The moderators have not yet decided how to wield their power in the long term. Facebook and Twitter may eventually decide to let Trump have his accounts back—moderator bans are, of course, sometimes temporary. Meanwhile, Trump’s Senate impeachment trial is set to begin the week of Feb. 8. Some of his allies are already arguing the whole thing is moot because he’s already out of office. Conviction can mean Trump will no longer be allowed to run for public office in the U.S. again—it would be, in essence, the ultimate permaban, the most extreme act of moderation. With GameStop, trading regulators like the Securities and Exchange Commission (SEC)—not just a moderator but an admin, with power over both individual traders and lesser moderators like Robinhood—are “actively monitoring” the situation. “The Commission will closely review actions taken by regulated entities that may disadvantage investors or otherwise unduly inhibit their ability to trade certain securities,” acting SEC Chair Allison Herren Lee said in a Jan. 29 statement. Individual GameStop traders are unlikely to get in any trouble.

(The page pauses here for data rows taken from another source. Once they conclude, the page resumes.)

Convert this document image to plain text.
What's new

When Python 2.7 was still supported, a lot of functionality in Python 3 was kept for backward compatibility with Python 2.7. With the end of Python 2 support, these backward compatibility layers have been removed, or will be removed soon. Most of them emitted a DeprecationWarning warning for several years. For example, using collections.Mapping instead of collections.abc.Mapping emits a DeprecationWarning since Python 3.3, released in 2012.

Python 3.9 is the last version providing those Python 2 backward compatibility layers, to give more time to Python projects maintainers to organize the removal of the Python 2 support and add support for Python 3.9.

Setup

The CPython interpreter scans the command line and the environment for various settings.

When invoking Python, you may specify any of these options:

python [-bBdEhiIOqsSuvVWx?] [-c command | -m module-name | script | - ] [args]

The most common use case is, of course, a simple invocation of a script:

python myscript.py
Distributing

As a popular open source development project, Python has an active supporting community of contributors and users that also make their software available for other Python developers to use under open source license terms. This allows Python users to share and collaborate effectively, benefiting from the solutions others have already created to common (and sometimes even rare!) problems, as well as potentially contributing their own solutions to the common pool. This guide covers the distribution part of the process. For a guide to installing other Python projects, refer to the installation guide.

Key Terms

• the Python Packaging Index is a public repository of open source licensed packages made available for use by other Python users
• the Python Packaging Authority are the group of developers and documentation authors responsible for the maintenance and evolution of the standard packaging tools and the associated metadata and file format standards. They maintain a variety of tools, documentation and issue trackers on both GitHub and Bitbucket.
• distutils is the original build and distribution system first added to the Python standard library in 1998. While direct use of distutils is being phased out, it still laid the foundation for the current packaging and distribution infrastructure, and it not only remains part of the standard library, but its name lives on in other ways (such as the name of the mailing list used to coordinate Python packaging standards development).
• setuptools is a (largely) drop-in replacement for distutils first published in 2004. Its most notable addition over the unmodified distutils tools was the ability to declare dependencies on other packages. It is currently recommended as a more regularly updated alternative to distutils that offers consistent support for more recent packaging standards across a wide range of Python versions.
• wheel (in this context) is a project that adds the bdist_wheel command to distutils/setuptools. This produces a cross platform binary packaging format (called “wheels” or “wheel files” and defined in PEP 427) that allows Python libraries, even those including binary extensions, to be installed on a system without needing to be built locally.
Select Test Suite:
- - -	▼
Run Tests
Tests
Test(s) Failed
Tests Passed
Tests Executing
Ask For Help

Existing securities rules are mostly designed to counter more traditional pump-and-dumps and other schemes, and are ill-suited to deal with the novel phenomenon of a Reddit-triggered short squeeze.

In any case, this week’s GameStop shenanigans are mostly a sideshow, for now (though there is a chance they could trigger a wider market downturn, which could hurt anyone with any money tied up in stocks, like the approximately 58 million Americans with 401(k) retirement plans). Short squeezes happen from time to time; this one just caught our collective attention because of the wackiness and extremity of it all, the semi-naive Robin Hood (two words) storyline, and our desperation for something to focus on other than unfathomable political strife or the ongoing pandemic, which is still killing thousands of Americans every day. Far more worrisome than a bunch of Redditors leaving one-star reviews on a trading app is how the most die-hard and the most violent Trump supporters react to his and their continued moderation. Indeed, the U.S. Department of Homeland Security—another moderator—warned on Jan. 27 that “a heightened threat environment across the United States” will persist at least for weeks. It’s a grim reminder that, even if Inauguration Day came and went peacefully enough, the mods have plenty of work to do to keep the rest of us safe.